Global commodity trader Trafigura has refinanced and extended revolving credit facilities (RCFs) worth US$5.5bn, and structured the deals as sustainability-linked loans for the very first time.

The loan structure comprises a new 365-day European multi-currency syndicated RCF worth US$1.85bn, with proceeds being used to refinance a maturing US$1.9bn facility and for general corporates purposes. The deal was “substantially oversubscribed”, having been initially launched at US$1.5bn.

In a separate facility, Trafigura exercised an option to extend its 2018 three-year European RCF for another 365 days, while also increasing the tranche to US$3.65bn.

The commodity trader notes in a statement that the facilities were “well received by the bank market, partly due to the company’s record performance in 2020”.

“We have successfully refinanced Trafigura’s one-year flagship credit facility despite high volatility and economic uncertainty throughout the syndication period,” says Christophe Salmon, group chief financial officer.

“The ERCF [European RCF] is a key pillar of Trafigura’s financial model, which is designed to give us sustained access to liquidity and capital, including during periods of extreme volatility in the global economy,” he adds.

Like other major commodity traders, Trafigura profited from the volatility in oil and commodity markets last year, with the company generating record gross profits of US$6.8bn in 2020 on the back of the performance of oil as well as minerals and metals – its two main trading divisions.

Having published its first ever emissions reduction target in a responsibility report in January, which will see the commodity trader work to cut its own direct and indirect emissions by 30% in the next three years, the RCFs mark the first time Trafigura has inked a sustainability-linked loan structure.

Speaking to GTR about the facilities last month, Laurent Christophe, Trafigura group treasurer, said that the financing terms would be linked to three overarching key performance indicators (KPIs) of the company’s operations: a reduction of greenhouse gas emissions; growth of the renewable energy portfolio; and bringing sourcing of metals in line with those outlined by ISO 20400 – an international standard for sustainable procurement.

Trafigura will either gain discounted rates if it meets its KPIs, or face penalties if it fails to keep pace.

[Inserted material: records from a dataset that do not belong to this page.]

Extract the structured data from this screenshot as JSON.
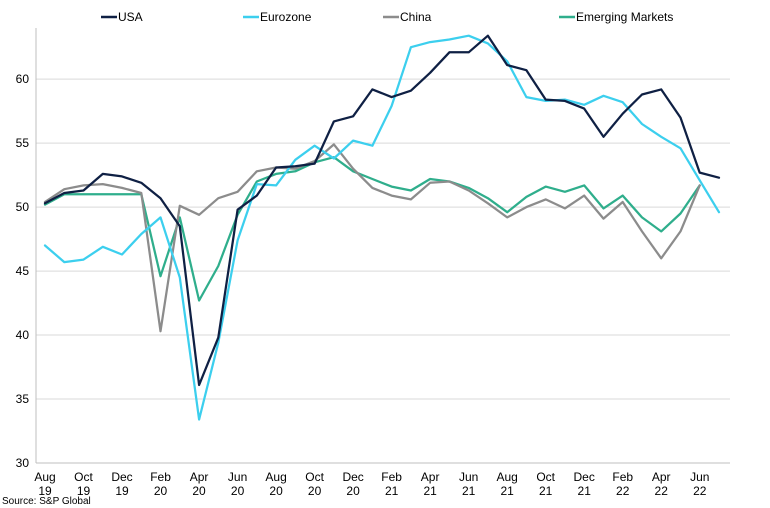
{
  "chart_data": {
    "type": "line",
    "title": "",
    "xlabel": "",
    "ylabel": "",
    "ylim": [
      30,
      64
    ],
    "yticks": [
      30,
      35,
      40,
      45,
      50,
      55,
      60
    ],
    "grid": "horizontal",
    "legend_position": "top",
    "source": "Source: S&P Global",
    "x": [
      "Aug 19",
      "Sep 19",
      "Oct 19",
      "Nov 19",
      "Dec 19",
      "Jan 20",
      "Feb 20",
      "Mar 20",
      "Apr 20",
      "May 20",
      "Jun 20",
      "Jul 20",
      "Aug 20",
      "Sep 20",
      "Oct 20",
      "Nov 20",
      "Dec 20",
      "Jan 21",
      "Feb 21",
      "Mar 21",
      "Apr 21",
      "May 21",
      "Jun 21",
      "Jul 21",
      "Aug 21",
      "Sep 21",
      "Oct 21",
      "Nov 21",
      "Dec 21",
      "Jan 22",
      "Feb 22",
      "Mar 22",
      "Apr 22",
      "May 22",
      "Jun 22",
      "Jul 22"
    ],
    "xtick_labels": [
      {
        "index": 0,
        "month": "Aug",
        "year": "19"
      },
      {
        "index": 2,
        "month": "Oct",
        "year": "19"
      },
      {
        "index": 4,
        "month": "Dec",
        "year": "19"
      },
      {
        "index": 6,
        "month": "Feb",
        "year": "20"
      },
      {
        "index": 8,
        "month": "Apr",
        "year": "20"
      },
      {
        "index": 10,
        "month": "Jun",
        "year": "20"
      },
      {
        "index": 12,
        "month": "Aug",
        "year": "20"
      },
      {
        "index": 14,
        "month": "Oct",
        "year": "20"
      },
      {
        "index": 16,
        "month": "Dec",
        "year": "20"
      },
      {
        "index": 18,
        "month": "Feb",
        "year": "21"
      },
      {
        "index": 20,
        "month": "Apr",
        "year": "21"
      },
      {
        "index": 22,
        "month": "Jun",
        "year": "21"
      },
      {
        "index": 24,
        "month": "Aug",
        "year": "21"
      },
      {
        "index": 26,
        "month": "Oct",
        "year": "21"
      },
      {
        "index": 28,
        "month": "Dec",
        "year": "21"
      },
      {
        "index": 30,
        "month": "Feb",
        "year": "22"
      },
      {
        "index": 32,
        "month": "Apr",
        "year": "22"
      },
      {
        "index": 34,
        "month": "Jun",
        "year": "22"
      }
    ],
    "series": [
      {
        "name": "USA",
        "color": "#0f2044",
        "values": [
          50.3,
          51.1,
          51.3,
          52.6,
          52.4,
          51.9,
          50.7,
          48.5,
          36.1,
          39.8,
          49.8,
          50.9,
          53.1,
          53.2,
          53.4,
          56.7,
          57.1,
          59.2,
          58.6,
          59.1,
          60.5,
          62.1,
          62.1,
          63.4,
          61.1,
          60.7,
          58.4,
          58.3,
          57.7,
          55.5,
          57.3,
          58.8,
          59.2,
          57.0,
          52.7,
          52.3
        ]
      },
      {
        "name": "Eurozone",
        "color": "#3ccfee",
        "values": [
          47.0,
          45.7,
          45.9,
          46.9,
          46.3,
          47.9,
          49.2,
          44.5,
          33.4,
          39.4,
          47.4,
          51.8,
          51.7,
          53.7,
          54.8,
          53.8,
          55.2,
          54.8,
          57.9,
          62.5,
          62.9,
          63.1,
          63.4,
          62.8,
          61.4,
          58.6,
          58.3,
          58.4,
          58.0,
          58.7,
          58.2,
          56.5,
          55.5,
          54.6,
          52.1,
          49.6
        ]
      },
      {
        "name": "China",
        "color": "#8c8c8c",
        "values": [
          50.4,
          51.4,
          51.7,
          51.8,
          51.5,
          51.1,
          40.3,
          50.1,
          49.4,
          50.7,
          51.2,
          52.8,
          53.1,
          53.0,
          53.6,
          54.9,
          53.0,
          51.5,
          50.9,
          50.6,
          51.9,
          52.0,
          51.3,
          50.3,
          49.2,
          50.0,
          50.6,
          49.9,
          50.9,
          49.1,
          50.4,
          48.1,
          46.0,
          48.1,
          51.7,
          null
        ]
      },
      {
        "name": "Emerging Markets",
        "color": "#2fae8c",
        "values": [
          50.2,
          51.0,
          51.0,
          51.0,
          51.0,
          51.0,
          44.6,
          49.2,
          42.7,
          45.4,
          49.4,
          52.0,
          52.6,
          52.8,
          53.5,
          53.9,
          52.8,
          52.2,
          51.6,
          51.3,
          52.2,
          52.0,
          51.5,
          50.7,
          49.6,
          50.8,
          51.6,
          51.2,
          51.7,
          49.9,
          50.9,
          49.2,
          48.1,
          49.5,
          51.7,
          null
        ]
      }
    ]
  }
}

A third-party firm – ERM CVS – will be tasked with assessing whether the trader is hitting its goals.

A total of 35 financial institutions joined the 365-day European RCF, with the Bank of China, ING, Société Générale and UniCredit acting as active mandated lead arrangers (MLAs) and bookrunners. Rabobank served as passive MLA and bookrunner, meanwhile Natixis and UniCredit acted as sustainability coordinators.